Peningkatan sikap ditandai adanya perubahan hubungan kedekatan
dan komunikasi antara orang tua dan remaja. Keluarga meningkatkan kontrol dan perhatian pada pergaulan remaja dengan teman sebaya. Keluarga membatasi waktu bermain remaja di luar rumah tidak lagi bermain sampai larut malam dan menginap di rumah temannya. Peningkatan perilaku ditandai dengan penerapan perilaku asertif dalam keluarga. Pelaksanaan perilaku asertif menurunkan ketegangan dan konflik antara orang tua dan remaja. Komunikasi asertif dilaksanakan agar orang tua dapat memahami masalah yang dialami remaja sehingga mampu memberikan penyelesaian masalah bersama. Keluarga melaksanakan diskusi nilai dan budaya terkait perilaku seksual remaja berserta dampaknya terhadap kehidupan remaja di masa depan. Perubahan perilaku dalam pencegahan perilaku seksual berisiko dikemas pada sesi latihan asertif. Latihan asertif diberikan pada keluarga agar keluarga dapat meningkatkan komunikasi yang baik dan efektif pada keluarga sehingga tercipta dukungan pada remaja untuk melakukan pencegahan perilaku seksual berisiko.
Proses asuhan keperawatan keluarga yang terakhir adalah proses
evaluasi. Evaluasi merupakan proses yang berkelanjutan guna menilai apakah perencanaan yang telah disusun efektif dalam menyelesaikan masalah keluarga atau memerlukan beberapa modifikasi (Friedman, Bowden & Jones, 2003).

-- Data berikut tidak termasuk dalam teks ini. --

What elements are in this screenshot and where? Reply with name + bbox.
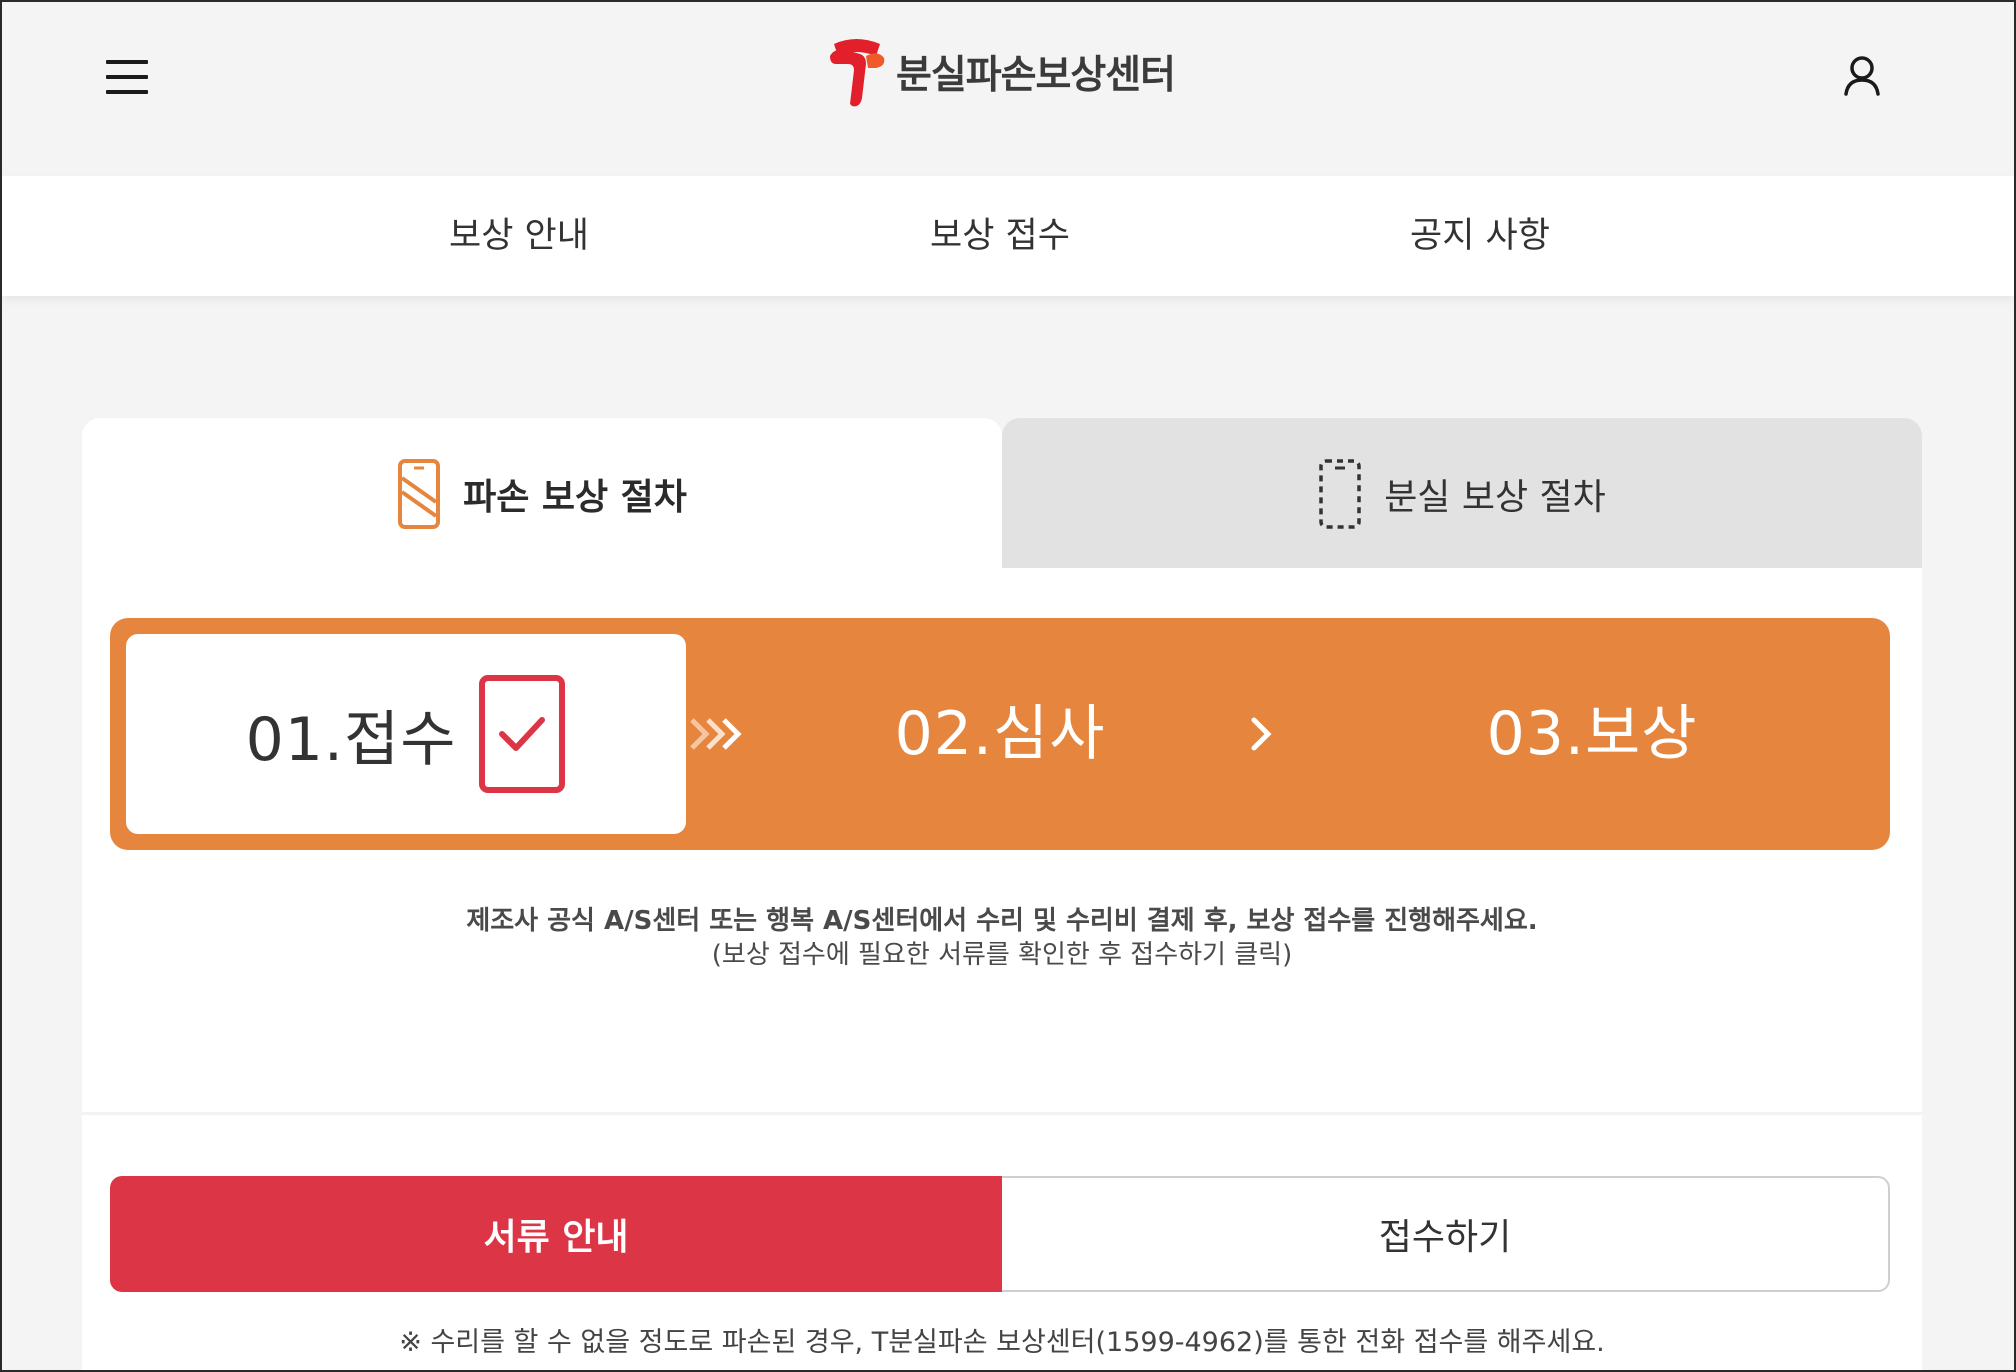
phone-damage-icon	[398, 459, 441, 529]
tab-damage-label: 파손 보상 절차	[463, 477, 687, 518]
page: 분실파손보상센터 보상 안내 보상 접수 공지 사항 파손 보상 절차 분실 보…	[0, 0, 2016, 1372]
tab-damage-procedure[interactable]: 파손 보상 절차	[82, 418, 1002, 570]
steps-bar: 01.접수 02.심사 03.보상	[110, 618, 1890, 850]
step-compensation-label: 03.보상	[1486, 699, 1698, 769]
triple-chevron-right-icon	[690, 718, 742, 750]
documents-guide-button[interactable]: 서류 안내	[110, 1176, 1002, 1292]
nav-item-notice[interactable]: 공지 사항	[1410, 176, 1550, 296]
main-nav: 보상 안내 보상 접수 공지 사항	[2, 176, 2014, 296]
t-logo-icon	[830, 39, 885, 107]
divider	[82, 1112, 1922, 1115]
phone-claim-note: ※ 수리를 할 수 없을 정도로 파손된 경우, T분실파손 보상센터(1599…	[399, 1327, 1605, 1358]
header: 분실파손보상센터	[2, 2, 2014, 176]
tab-lost-procedure[interactable]: 분실 보상 절차	[1002, 418, 1922, 570]
procedure-panel: 01.접수 02.심사 03.보상 제조사 공식 A/S센터 또는 행복 A/S…	[82, 568, 1922, 1370]
phone-lost-icon	[1319, 459, 1361, 529]
user-icon	[1844, 56, 1880, 96]
logo-text: 분실파손보상센터	[896, 53, 1176, 98]
step-receipt-label: 01.접수	[245, 704, 457, 775]
description-sub: (보상 접수에 필요한 서류를 확인한 후 접수하기 클릭)	[711, 940, 1293, 970]
nav-item-compensation-apply[interactable]: 보상 접수	[930, 176, 1070, 296]
nav-item-compensation-guide[interactable]: 보상 안내	[449, 176, 589, 296]
logo[interactable]: 분실파손보상센터	[826, 32, 1176, 112]
description: 제조사 공식 A/S센터 또는 행복 A/S센터에서 수리 및 수리비 결제 후…	[82, 904, 1922, 972]
description-main: 제조사 공식 A/S센터 또는 행복 A/S센터에서 수리 및 수리비 결제 후…	[466, 906, 1538, 936]
user-account-icon[interactable]	[1842, 54, 1882, 98]
checkbox-checked-icon	[479, 675, 566, 793]
step-receipt: 01.접수	[126, 634, 686, 834]
tab-lost-label: 분실 보상 절차	[1384, 477, 1606, 518]
chevron-right-icon	[1251, 717, 1272, 751]
submit-claim-button[interactable]: 접수하기	[1002, 1176, 1890, 1292]
hamburger-menu-icon[interactable]	[106, 58, 152, 96]
step-review-label: 02.심사	[894, 699, 1106, 769]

Hasil evaluasi pelaksanaan intervensi didapatkan: adanya
perubahan pengetahuan, sikap dan ketrampilan pencegahan perilaku seksual berisiko. Pengetahuan keluarga meningkat ditandai dengan perubahan sebelum intervensi keluarga menyatakan khawatir tentang fenoma perilaku seks bebas dikalangan remaja dan belum mengetahui tentang pubertas dan cara pencegahan perilaku seksual berisiko pada remaja. 4. Kesimpulan Dari 2 Jurnal Intervensi dapat meningkatkan pengetahuan, sikap, dan ketrampilan pencegahan perilaku seksual berisiko pada keluarga dengan remaja. Berdasarkan hasil penelitian pada Tabel 1 Frekuensi diskusi dapat menjadi indikator kedekatan hubungan antara orangtua dengan anak remaja mereka. Sari (2010) menjelaskan bahwa orangtua yang lebih sering berdiskusi tentang masalah seksual sejak dini lebih mampu mengurangi prevalensi perilaku seksual remaja yang berisiko tinggi dibandingkan orangtua yang terlambat berdiskusi tentang masalah seksual pada anaknya. Bhana et al. (2004) juga menjelaskan bahwa komunikasi orangtua yang asertif mampu meningkatkan frekuensi diskusi dan kemampuan orangtua untuk membuka topik pembicaraan yang bersifat sensitif dengan anak remajanya. Hasil penelitian yang disebutkan pada Tabel 2 Menjelaskan bahwa fokus perhatian orangtua yang terkait pergaulan anak cenderung kurang. Hal ini dapat dilihat pada persentase fokus perhatian pada teman yang menunjukan persentase yang sangat rendah. Sebagian besar responden memiliki satu macam fokus perhatian pada anak remajanya. Fokus perhatian orangtua pada anak remaja meliputi kehidupan remaja sehari-hari dan perilakunya, seperti musik favorit dan acara televisi, pakaian dan gaya, buku bacaan, sopan santun, perilaku (merokok/meminum alkohol), teman yang berjenis kelamin sama, teman yang berjenis kelamin berbeda, prestasi di sekolah,dan karir di masa depannya (Tianjin Municipal Research Institute for Family Planning, 2005). Hasil penelitian pada Tabel 3 Menunjukkan sebagian besar responden menyatakan sulit untuk berbicara tentang seks pada anak. Kesulitan orangtua dalam berkomunikasi tentang seks dipengaruhi oleh beberapa faktor diantaranya hambatan untuk membuka komunikasi, kurangnya pengetahuan dan keterampilan, nilai budaya, dan perasaan tabu (Bastien et al., 2011).